罗章明刚上床,还未睡下,**响了。一看是吴娟,便知道是颖儿打来的。最近颖儿见罗章明不开电脑,便不再发伊妹儿,改成打**,几乎每天给他打。罗章明早就想与她面谈一次,可一直没抽出空来。他想,这事不能再拖。正好,颖儿在电话中说她们老师开会,今天不读书,她想跟他到公园去玩。罗章明便答应去接她。

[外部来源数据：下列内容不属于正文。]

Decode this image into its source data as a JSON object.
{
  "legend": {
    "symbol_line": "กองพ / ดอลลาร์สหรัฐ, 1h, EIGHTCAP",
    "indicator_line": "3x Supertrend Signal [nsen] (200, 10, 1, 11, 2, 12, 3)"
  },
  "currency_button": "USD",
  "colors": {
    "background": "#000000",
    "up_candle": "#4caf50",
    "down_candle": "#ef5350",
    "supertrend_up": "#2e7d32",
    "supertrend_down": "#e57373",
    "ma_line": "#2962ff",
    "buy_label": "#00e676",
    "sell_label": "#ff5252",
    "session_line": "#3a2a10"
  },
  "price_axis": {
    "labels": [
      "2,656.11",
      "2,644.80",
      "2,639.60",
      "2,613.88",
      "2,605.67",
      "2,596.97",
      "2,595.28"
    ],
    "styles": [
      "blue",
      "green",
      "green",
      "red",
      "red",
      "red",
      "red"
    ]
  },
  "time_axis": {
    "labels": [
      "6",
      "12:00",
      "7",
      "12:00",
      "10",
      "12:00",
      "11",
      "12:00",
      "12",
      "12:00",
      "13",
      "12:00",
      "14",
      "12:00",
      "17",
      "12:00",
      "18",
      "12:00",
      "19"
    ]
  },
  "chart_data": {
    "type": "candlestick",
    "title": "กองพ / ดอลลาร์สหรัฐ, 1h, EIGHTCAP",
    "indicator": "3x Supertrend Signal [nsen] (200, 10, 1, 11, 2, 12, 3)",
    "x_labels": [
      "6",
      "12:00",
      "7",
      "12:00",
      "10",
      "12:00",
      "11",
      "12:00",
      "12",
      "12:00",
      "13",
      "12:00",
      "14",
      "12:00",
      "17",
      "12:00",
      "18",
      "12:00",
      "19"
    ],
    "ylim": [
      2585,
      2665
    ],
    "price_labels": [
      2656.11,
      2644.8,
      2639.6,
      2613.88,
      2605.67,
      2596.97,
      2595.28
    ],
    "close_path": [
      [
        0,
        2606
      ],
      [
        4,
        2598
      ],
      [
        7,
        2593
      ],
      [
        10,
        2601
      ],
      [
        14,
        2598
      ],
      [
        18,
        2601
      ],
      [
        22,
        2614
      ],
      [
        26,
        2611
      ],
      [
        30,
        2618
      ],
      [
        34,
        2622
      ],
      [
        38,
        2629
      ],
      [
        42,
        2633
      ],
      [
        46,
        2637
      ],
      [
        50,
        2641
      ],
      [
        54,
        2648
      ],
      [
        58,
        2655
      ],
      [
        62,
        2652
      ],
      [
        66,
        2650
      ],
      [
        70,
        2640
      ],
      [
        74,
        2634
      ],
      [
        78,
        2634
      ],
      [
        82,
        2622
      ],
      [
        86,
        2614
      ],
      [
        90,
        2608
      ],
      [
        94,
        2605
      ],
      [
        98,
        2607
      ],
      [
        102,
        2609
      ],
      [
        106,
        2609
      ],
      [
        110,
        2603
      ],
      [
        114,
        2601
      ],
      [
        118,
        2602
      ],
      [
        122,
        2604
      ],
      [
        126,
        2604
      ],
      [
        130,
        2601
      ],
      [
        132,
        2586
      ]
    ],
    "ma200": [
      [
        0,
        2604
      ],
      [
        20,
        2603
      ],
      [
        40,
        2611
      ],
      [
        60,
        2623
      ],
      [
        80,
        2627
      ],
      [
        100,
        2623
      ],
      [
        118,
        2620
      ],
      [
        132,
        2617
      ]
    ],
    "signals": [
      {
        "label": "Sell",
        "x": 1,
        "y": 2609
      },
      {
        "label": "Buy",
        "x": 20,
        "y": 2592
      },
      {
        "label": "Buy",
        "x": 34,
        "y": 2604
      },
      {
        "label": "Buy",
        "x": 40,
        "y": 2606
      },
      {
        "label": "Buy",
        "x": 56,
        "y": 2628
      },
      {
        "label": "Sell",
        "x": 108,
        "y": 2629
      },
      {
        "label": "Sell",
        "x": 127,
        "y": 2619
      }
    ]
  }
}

罗章明将车开到吴娟家楼下,颖儿早在那儿恭候。罗章明问:“妈妈知道吗?”颖儿点了点头,罗章明说那就上车罢。这时吴娟也将头探出窗外与罗章明打招呼,喊他上去吃点东西再走。罗章明说吃过了,她又叮嘱颖儿玩一会就回,不要耽误罗叔叔过多的时间……
“上哪儿呀,阿明?”颖儿淘气地问。
罗章明一听,又好气又要笑。他故意不答她,只一个劲地往前开。
“上哪儿呀,章明?”
罗章明不理睬。
“上哪儿呀?”颖儿在罗章明的肩膀上又拖又推,罗章明一踩刹车不走了。说:“你将称呼搞对我再答复你。”
颖儿说:“要怎么称呼呀?”
罗章明说:“什么阿明,章明,是你喊的吗?今后不许乱喊,只许叫叔叔。”
颖儿扮了个鬼脸,说:“叔叔就叔叔,什么了不起,臭叔叔!”
罗章明将颖儿带到了雨雨家。颖儿指着雨雨的照片问:“这是谁?”
罗章明说:“我的一位最好的朋友,叫丁雨雨。”
颖儿说:“长得真好看,你的女朋友?”
罗章明嗯了一声。颖儿一听,居然哭起来。说:“你好坏,明知我爱你,还要找女朋友。”
罗章明严肃地说:“颖儿,罗叔叔早就想跟你谈谈心,但一直没有时间。你年纪太小,正是读书的时候,你怎么能胡思乱想,将心思用在谈情说爱上呢?你尤其不能和我开这种近乎恶作剧的玩笑。今后不许再把我当什么男朋友,听见吗?罗叔叔喜欢你,相信颖儿是最听话、最聪明、最有前途的孩子。”
“我们同学都交朋友,我为什么不能?”颖儿说。
罗章明说:“这是一种不好的风气。你不应该学他们,你应该向那些不交男朋友而认真学习的同学学习。”
“算了吧,少马列主义,你自己又怎么要交女朋友呢?”
“我是大人啦!”
“大人大人,大人有什么了不起?小孩长大了不也是大人?就你们大人歧视我们小孩。这也不能搞那也不能搞,不可以去娱乐场所,不可以进网吧,不可以抽烟不可以喝酒,甚至连爱都不可以谈。试问这人世间连爱都没有,连爱都不允许存在,连爱都被剥夺,这世界还叫什么世界?还有什么意义?而那些剥夺他人爱的权力的人,又是一些什么人?你们不让我们爱,而你们自己又不懂得爱,又不爱人。你们自认为深刻,实际上是无聊。你们有的只是恨:你们发动人整人的文化大革命;你们发明一些空洞的政治概念来取代真理,取代现实,人为的制造一批精神贵族,来统治、控制、剥夺、扼杀另一部分人的精神;你们勾心斗角、尔虞我诈、互相利用、互相倾轧;你们为了一己蝇头小利,制假贩假,用假酒、假烟、用潲水油、用福尔马林,用一切你们想得出的卑鄙手段毒害他人;你们压根儿就没有感情,却偏爱打着感情确已破裂的幌子来离婚,为的是用合法手段玩弄女人……”颖儿稚气未退的脸上显出激动与倔强,说起话来口若悬河。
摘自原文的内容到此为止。